Though he originally felt bad, 2D had eventually learned to tune out the seagull's self pitying rants. He tried to give him advice, but it seemed the seagull simply wanted to stay miserable. All he ever did was complain about the pelican's nerve-grating stupidity, but nothing was stopping him from simply flying away. However, 2D wanted to thank the pelican for coughing up the keys in the first place.

"Oi, Pelican! Wake up, blud!" He placed a hand on the bird's wing, gently shaking him awake. The pelican yawned and shook itself sleepily before suddenly squawking like a broken car alarm, flapping his wings wildly and sending up a flurry of feathers. "SEA LIONS! OH THE SEA LIONS!"

2D attempted to shush the pelican, but his wailing was loud enough to be heard across the entire island.
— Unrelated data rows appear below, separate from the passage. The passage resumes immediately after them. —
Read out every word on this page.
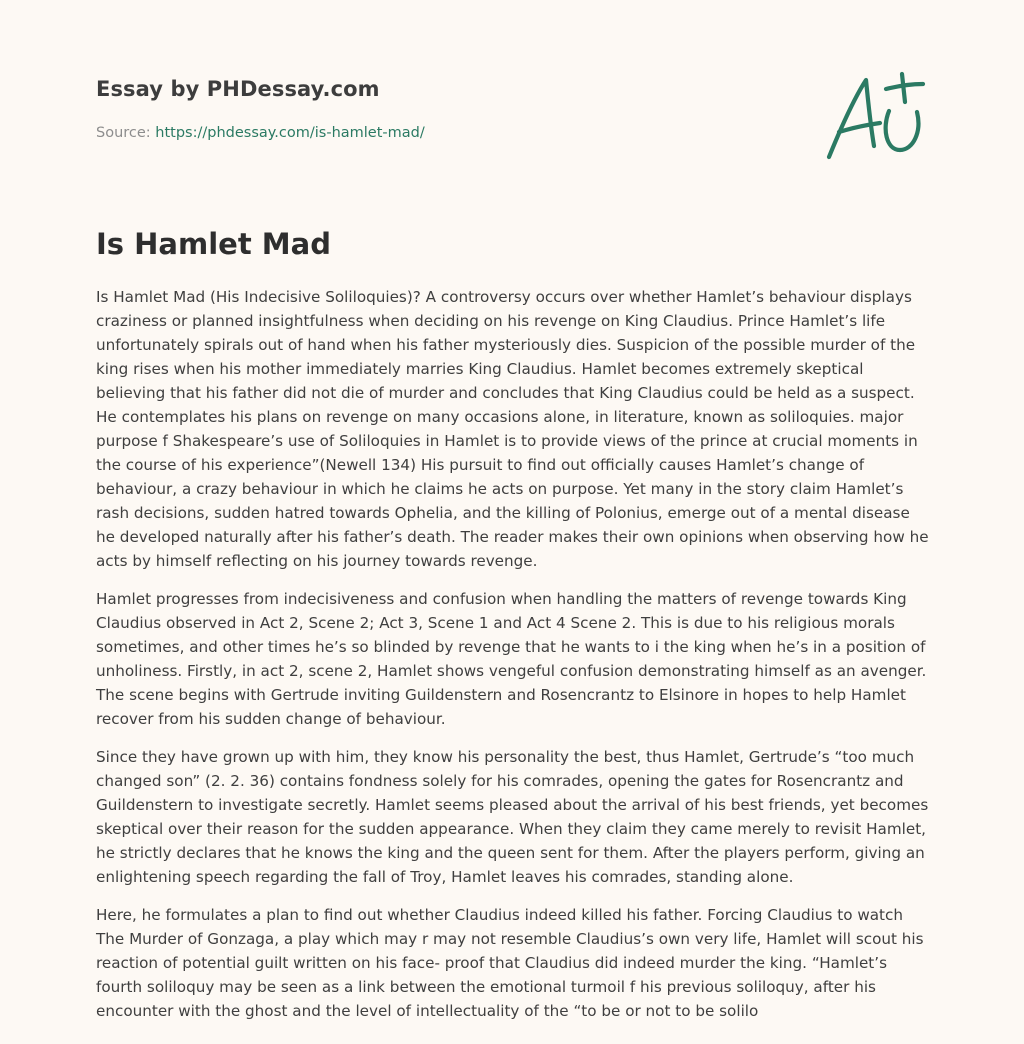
Essay by PHDessay.com
Source: https://phdessay.com/is-hamlet-mad/
Is Hamlet Mad

Is Hamlet Mad (His Indecisive Soliloquies)? A controversy occurs over whether Hamlet’s behaviour displays craziness or planned insightfulness when deciding on his revenge on King Claudius. Prince Hamlet’s life unfortunately spirals out of hand when his father mysteriously dies. Suspicion of the possible murder of the king rises when his mother immediately marries King Claudius. Hamlet becomes extremely skeptical believing that his father did not die of murder and concludes that King Claudius could be held as a suspect. He contemplates his plans on revenge on many occasions alone, in literature, known as soliloquies. major purpose f Shakespeare’s use of Soliloquies in Hamlet is to provide views of the prince at crucial moments in the course of his experience”(Newell 134) His pursuit to find out officially causes Hamlet’s change of behaviour, a crazy behaviour in which he claims he acts on purpose. Yet many in the story claim Hamlet’s rash decisions, sudden hatred towards Ophelia, and the killing of Polonius, emerge out of a mental disease he developed naturally after his father’s death. The reader makes their own opinions when observing how he acts by himself reflecting on his journey towards revenge.

Hamlet progresses from indecisiveness and confusion when handling the matters of revenge towards King Claudius observed in Act 2, Scene 2; Act 3, Scene 1 and Act 4 Scene 2. This is due to his religious morals sometimes, and other times he’s so blinded by revenge that he wants to i the king when he’s in a position of unholiness. Firstly, in act 2, scene 2, Hamlet shows vengeful confusion demonstrating himself as an avenger. The scene begins with Gertrude inviting Guildenstern and Rosencrantz to Elsinore in hopes to help Hamlet recover from his sudden change of behaviour.

Since they have grown up with him, they know his personality the best, thus Hamlet, Gertrude’s “too much changed son” (2. 2. 36) contains fondness solely for his comrades, opening the gates for Rosencrantz and Guildenstern to investigate secretly. Hamlet seems pleased about the arrival of his best friends, yet becomes skeptical over their reason for the sudden appearance. When they claim they came merely to revisit Hamlet, he strictly declares that he knows the king and the queen sent for them. After the players perform, giving an enlightening speech regarding the fall of Troy, Hamlet leaves his comrades, standing alone.

Here, he formulates a plan to find out whether Claudius indeed killed his father. Forcing Claudius to watch The Murder of Gonzaga, a play which may r may not resemble Claudius’s own very life, Hamlet will scout his reaction of potential guilt written on his face- proof that Claudius did indeed murder the king. “Hamlet’s fourth soliloquy may be seen as a link between the emotional turmoil f his previous soliloquy, after his encounter with the ghost and the level of intellectuality of the “to be or not to be solilo
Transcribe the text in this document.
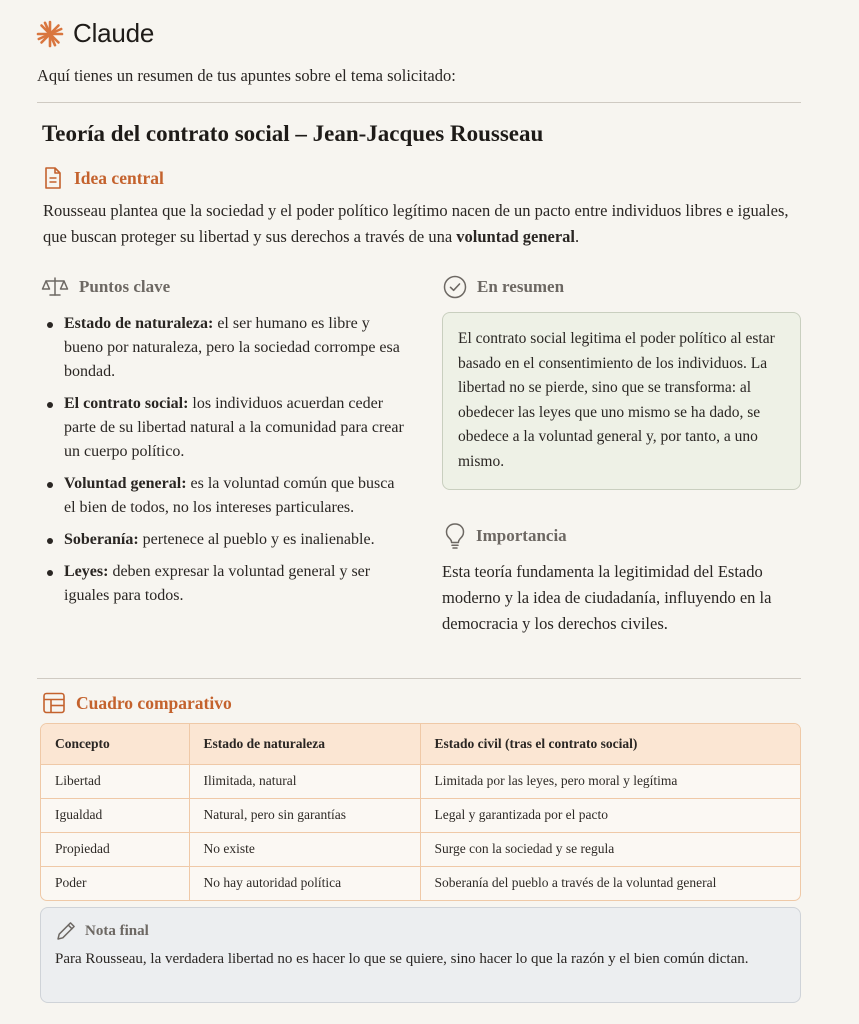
Claude
Aquí tienes un resumen de tus apuntes sobre el tema solicitado:
Teoría del contrato social – Jean-Jacques Rousseau
Idea central
Rousseau plantea que la sociedad y el poder político legítimo nacen de un pacto entre individuos libres e iguales, que buscan proteger su libertad y sus derechos a través de una voluntad general.
Puntos clave
Estado de naturaleza: el ser humano es libre y bueno por naturaleza, pero la sociedad corrompe esa bondad.
El contrato social: los individuos acuerdan ceder parte de su libertad natural a la comunidad para crear un cuerpo político.
Voluntad general: es la voluntad común que busca el bien de todos, no los intereses particulares.
Soberanía: pertenece al pueblo y es inalienable.
Leyes: deben expresar la voluntad general y ser iguales para todos.
En resumen
El contrato social legitima el poder político al estar basado en el consentimiento de los individuos. La libertad no se pierde, sino que se transforma: al obedecer las leyes que uno mismo se ha dado, se obedece a la voluntad general y, por tanto, a uno mismo.
Importancia
Esta teoría fundamenta la legitimidad del Estado moderno y la idea de ciudadanía, influyendo en la democracia y los derechos civiles.
Cuadro comparativo
Concepto	Estado de naturaleza	Estado civil (tras el contrato social)
Libertad	Ilimitada, natural	Limitada por las leyes, pero moral y legítima
Igualdad	Natural, pero sin garantías	Legal y garantizada por el pacto
Propiedad	No existe	Surge con la sociedad y se regula
Poder	No hay autoridad política	Soberanía del pueblo a través de la voluntad general
Nota final
Para Rousseau, la verdadera libertad no es hacer lo que se quiere, sino hacer lo que la razón y el bien común dictan.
Before he knew it, Murdoc was poking his head out of his bedroom window with a megaphone.

"GAWDAMMIT 2D, AH'M GONNA THROTTLE YE INTA A BOX! YE 'EAR ME? GET YER BONEY ARSE INSIDE!"

2D responded to the rant by dropping trou and gracing Plastic Beach with a "blue moon".

Now infuriated, the livid Satanist threw several empty bottles at his singer, missing by a few feet.

Pulling up his jeans with a giggle, 2D jumped over the entrance railing, bolting directly for the dock. "Th' powah is still out! Dere's no way th' Cyborg can run up dose stairs an' catch me befo' Ah get t' da shark sub. Ah cn' still make it!"

Sprinting as fast as his lanky legs could carry him, he dashed over pink sand and plastic debris, blurring out everything but the approaching dock.

Everything including Cyborg standing on the deck above.